We can observe that the model allocated an alpha weight of 0.01 to the penalty and concentrates exclusively on the L2 penalty.
MAE: -3.378
Config: {‘alpha’: 0.01, ‘l1_ratio’: 0.97}
The scikit-learn library also furnishes a built-in variant of the algorithm that automatically identifies good hyperparameters through the ElasticNetCV class.
To leverage this class, it is initially fitted on the dataset, then leveraged to make a forecast. It will automatically identify relevant hyperparameters.
By default, the model will evaluate 100 alpha values and leverage a default ratio.

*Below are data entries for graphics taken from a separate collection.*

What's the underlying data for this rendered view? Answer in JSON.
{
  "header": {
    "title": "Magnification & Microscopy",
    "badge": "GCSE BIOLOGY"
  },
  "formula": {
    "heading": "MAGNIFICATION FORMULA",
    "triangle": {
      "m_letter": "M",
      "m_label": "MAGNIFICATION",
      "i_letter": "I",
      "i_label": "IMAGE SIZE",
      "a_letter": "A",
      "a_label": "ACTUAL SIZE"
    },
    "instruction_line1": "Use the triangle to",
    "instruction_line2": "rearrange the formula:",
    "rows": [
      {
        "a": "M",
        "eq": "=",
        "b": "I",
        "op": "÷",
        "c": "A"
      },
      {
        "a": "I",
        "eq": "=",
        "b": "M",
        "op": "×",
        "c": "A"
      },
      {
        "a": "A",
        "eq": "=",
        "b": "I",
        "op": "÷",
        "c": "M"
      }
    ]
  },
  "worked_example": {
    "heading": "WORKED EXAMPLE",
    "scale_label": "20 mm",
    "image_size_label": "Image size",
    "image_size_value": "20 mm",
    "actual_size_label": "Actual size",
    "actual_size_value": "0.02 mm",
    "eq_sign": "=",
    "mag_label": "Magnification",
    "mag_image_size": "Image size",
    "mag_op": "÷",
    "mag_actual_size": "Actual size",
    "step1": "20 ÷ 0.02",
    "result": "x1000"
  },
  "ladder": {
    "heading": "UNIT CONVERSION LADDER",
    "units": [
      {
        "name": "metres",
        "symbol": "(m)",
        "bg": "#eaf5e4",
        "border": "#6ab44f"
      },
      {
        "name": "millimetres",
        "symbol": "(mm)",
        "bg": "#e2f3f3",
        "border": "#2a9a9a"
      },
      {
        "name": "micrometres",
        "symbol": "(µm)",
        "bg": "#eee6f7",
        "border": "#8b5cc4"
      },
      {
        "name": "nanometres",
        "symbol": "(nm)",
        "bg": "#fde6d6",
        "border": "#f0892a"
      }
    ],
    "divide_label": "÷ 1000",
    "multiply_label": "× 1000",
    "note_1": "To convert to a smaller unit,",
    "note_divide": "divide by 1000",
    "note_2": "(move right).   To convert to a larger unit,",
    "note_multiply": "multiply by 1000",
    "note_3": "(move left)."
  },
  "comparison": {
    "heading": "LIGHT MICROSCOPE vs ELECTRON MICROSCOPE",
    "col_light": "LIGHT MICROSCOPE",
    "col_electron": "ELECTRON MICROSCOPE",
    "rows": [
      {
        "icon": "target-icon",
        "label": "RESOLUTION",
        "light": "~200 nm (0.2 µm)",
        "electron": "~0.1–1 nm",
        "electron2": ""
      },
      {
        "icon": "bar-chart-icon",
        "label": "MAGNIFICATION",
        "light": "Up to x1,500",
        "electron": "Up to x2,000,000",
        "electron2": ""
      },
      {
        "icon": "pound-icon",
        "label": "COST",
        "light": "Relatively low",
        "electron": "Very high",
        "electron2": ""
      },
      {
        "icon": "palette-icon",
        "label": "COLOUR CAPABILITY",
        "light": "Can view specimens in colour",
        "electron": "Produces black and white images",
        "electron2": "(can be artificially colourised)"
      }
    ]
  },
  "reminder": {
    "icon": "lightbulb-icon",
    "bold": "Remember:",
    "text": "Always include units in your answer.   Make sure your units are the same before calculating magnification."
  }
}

We can mention our own listings of values to evaluate through the “l1_ratio” and “alphas” arguments, as we performed with the manual grid search.
The instance below illustrates this.
# use automatically configured elastic net algorithm
from numpy import arange
from pandas import read_csv
from sklearn.linear_model import ElasticNetCV
from sklearn.model_selection import RepeatedKFold
# load the dataset
url = ‘https://raw.githubusercontent.com/jbrownlee/Datasets/master/housing.csv’
dataframe = read_csv(url, header=None)
data = dataframe.values
X, y = data[:, :-1], data[:, -1]
# define model evaluation method
cv = RepeatedKFold(n_splits=10, n_repeats=3, random_state=1)
# define model
ratios = arange(0, 1, 0.01)
alphas = [1e-5, 1e-4, 1e-3, 1e-2, 1e-1, 0.0, 1.0, 10.0, 100.0]
model = ElasticNetCV(l1_ratio=ratios, alphas=alphas, cv=cv, n_jobs=-1)
# fit model
model.fit(X, y)
# summarize chosen configuration
print(‘alpha: %f’ % model.alpha_)
print(‘l1_ratio_: %f’ % model.l1_ratio_)
Your particular outcomes may demonstrate variance provided the stochastic nature of the learning algorithm. Try executing the instance a few times.
Again, you might observe some warnings that can be safely overlooked, like
Objective did not converge. You might want to increase the number of iterations.
In this scenario, we can observe that an alpha of 0.0 was selected, removing both penalties from the loss function.
This is differing from what we identified through our manual grid search, probably owing to the systematic fashion in which configurations were searched or chosen.
alpha: 0.000000
l1_ratio_: 0.470000
Further Reading
This section furnishes additional resources on the subject if you are seeking to delve deeper.
Books
- The elements of statistical learning, 2016
- Applied predictive modelling, 2013
APIs
- sklearn.linear_model.ElasticNet API
- sklearn.linear_model.ElasticNetCV API.
Articles
- Elastic net regularization, Wikipedia
Conclusion
In this guide, you found out how to develop Elastic net regularized regression in Python.
Particularly, you learned:
- Elastic net is an extension of linear regression that includes regularization penalties to the loss function during the course of training.
- How to assess an elastic net model and leverage a final model to make forecasts for new data.
- How to setup the Elastic Net model for a fresh dataset through grid search and automatically.